Les verts du Québec élisent leur chef

La tension monte dans les strates dirigeantes du Parti vert du Québec (PVQ) engagé depuis plus d'un mois dans une course à la direction. Alors que le vote postal des 2000 membres a débuté hier, pour les deux prochaines semaines, le candidat Guy Rainville a dit avoir bon espoir de remporter cette dernière manche fort d'«appuis significatifs» des apparatchiks de la formation écolo-politique. Des appuis dont l'importance a été toutefois minimisée par Scott McKay, l'actuel chef du parti.

«Les chiffres sont grossièrement exagérés, a indiqué au Devoir M. McKay. Il faudrait demander à M. Rainville de revoir ses méthodes de calcul.»

Dans un message destiné aux membres et diffusé sur le site Internet du PVQ, M. Rainville, un spécialiste en géothermie qui fait également la promotion du crudivorisme (l'art de manger cru) dans les écoles du Québec, sonne déjà la victoire. «Parmi les présidentes et présidents d'associations [du parti dans les circonscriptions], 74 % d'entre eux m'appuient, écrit-il. Parmi les membres de l'exécutif national actuel qui ont pris position, 80 % d'entre eux m'appuient, soit 4 membres sur 5.»

Tout en gardant la tête froide, le candidat estime donc que ses «chances sont bonnes» de remporter la victoire, a-t-il expliqué hier. «Mais je dois encore travailler fort, je suis moins connu des membres que mon opposant.»

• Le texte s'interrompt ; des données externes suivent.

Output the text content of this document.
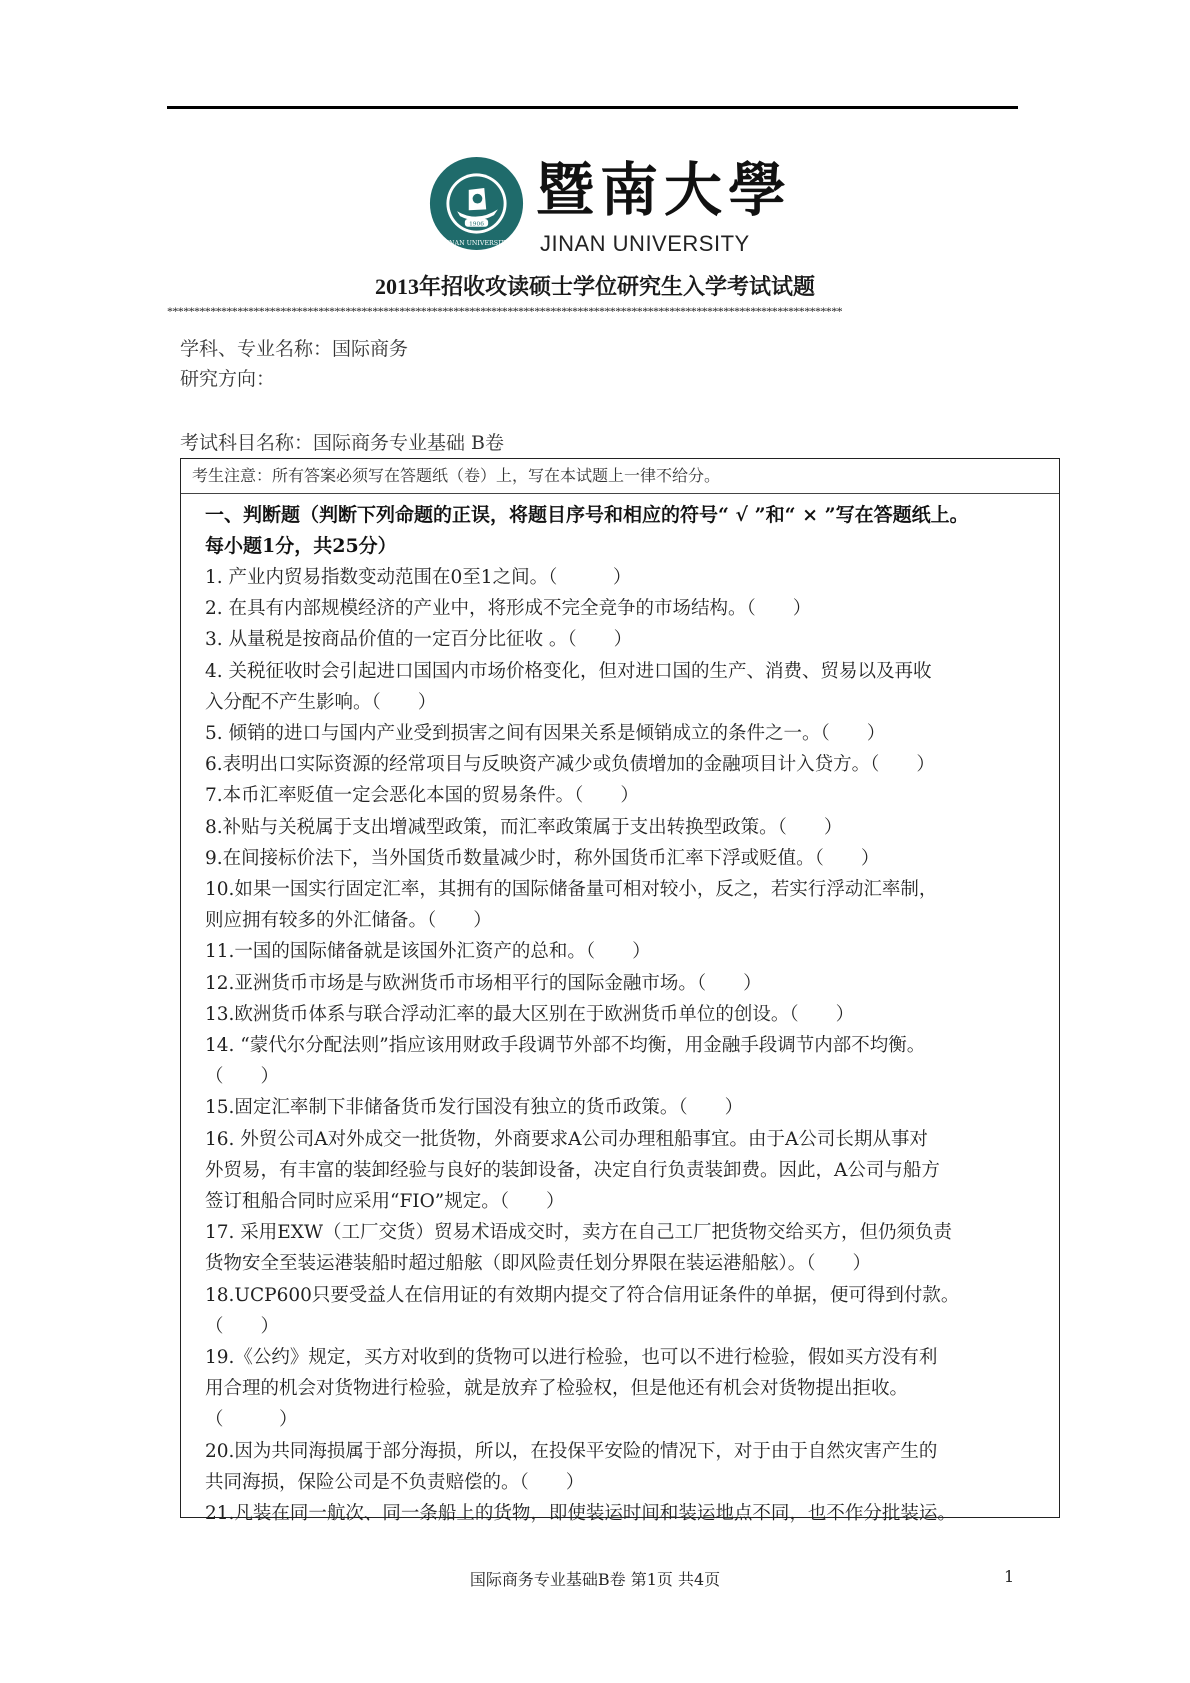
1906
JINAN UNIVERSITY
暨南大學
JINAN UNIVERSITY
2013年招收攻读硕士学位研究生入学考试试题
*****************************************************************************************************************************
学科、专业名称：国际商务
研究方向：
考试科目名称：国际商务专业基础 B卷
考生注意：所有答案必须写在答题纸（卷）上，写在本试题上一律不给分。
一、判断题（判断下列命题的正误，将题目序号和相应的符号“ √ ”和“ × ”写在答题纸上。
每小题1分，共25分）
1. 产业内贸易指数变动范围在0至1之间。（　　　）
2. 在具有内部规模经济的产业中，将形成不完全竞争的市场结构。（　　）
3. 从量税是按商品价值的一定百分比征收 。（　　）
4. 关税征收时会引起进口国国内市场价格变化，但对进口国的生产、消费、贸易以及再收
入分配不产生影响。（　　）
5. 倾销的进口与国内产业受到损害之间有因果关系是倾销成立的条件之一。（　　）
6.表明出口实际资源的经常项目与反映资产减少或负债增加的金融项目计入贷方。（　　）
7.本币汇率贬值一定会恶化本国的贸易条件。（　　）
8.补贴与关税属于支出增减型政策，而汇率政策属于支出转换型政策。（　　）
9.在间接标价法下，当外国货币数量减少时，称外国货币汇率下浮或贬值。（　　）
10.如果一国实行固定汇率，其拥有的国际储备量可相对较小，反之，若实行浮动汇率制，
则应拥有较多的外汇储备。（　　）
11.一国的国际储备就是该国外汇资产的总和。（　　）
12.亚洲货币市场是与欧洲货币市场相平行的国际金融市场。（　　）
13.欧洲货币体系与联合浮动汇率的最大区别在于欧洲货币单位的创设。（　　）
14. “蒙代尔分配法则”指应该用财政手段调节外部不均衡，用金融手段调节内部不均衡。
（　　）
15.固定汇率制下非储备货币发行国没有独立的货币政策。（　　）
16. 外贸公司A对外成交一批货物，外商要求A公司办理租船事宜。由于A公司长期从事对
外贸易，有丰富的装卸经验与良好的装卸设备，决定自行负责装卸费。因此，A公司与船方
签订租船合同时应采用“FIO”规定。（　　）
17. 采用EXW（工厂交货）贸易术语成交时，卖方在自己工厂把货物交给买方，但仍须负责
货物安全至装运港装船时超过船舷（即风险责任划分界限在装运港船舷）。（　　）
18.UCP600只要受益人在信用证的有效期内提交了符合信用证条件的单据，便可得到付款。
（　　）
19.《公约》规定，买方对收到的货物可以进行检验，也可以不进行检验，假如买方没有利
用合理的机会对货物进行检验，就是放弃了检验权，但是他还有机会对货物提出拒收。
（　　　）
20.因为共同海损属于部分海损，所以，在投保平安险的情况下，对于由于自然灾害产生的
共同海损，保险公司是不负责赔偿的。（　　）
21.凡装在同一航次、同一条船上的货物，即使装运时间和装运地点不同，也不作分批装运。
国际商务专业基础B卷 第1页 共4页	1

Le début du vote postal vient mettre un terme à une campagne discrète qui s'est terminée sur une note dissonante pour M. Rainville. Lors d'un débat organisé mercredi dernier à la permanence du parti à Montréal, l'aspirant chef s'est en effet prononcé en faveur de la construction du pont de l'autoroute 25. Ce projet fait l'unanimité contre lui dans les milieux écolos. «Cela démontre donc un sérieux manque de connaissance dans ce dossier important», a dénoncé M. McKay.

«J'ai fait une erreur, c'est vrai et je l'ai reconnu», a indiqué M. Rainville qui dit avoir étudié la question depuis mais surtout avoir transmis un communiqué aux dirigeants du PVQ pour affirmer désormais son opposition à cette idée de pont. «Je l'ai fait après m'être informé sur le sujet et avoir pris conscience des véritables enjeux. Ce n'est pas de l'opportunisme politique, c'est de l'honnêteté.»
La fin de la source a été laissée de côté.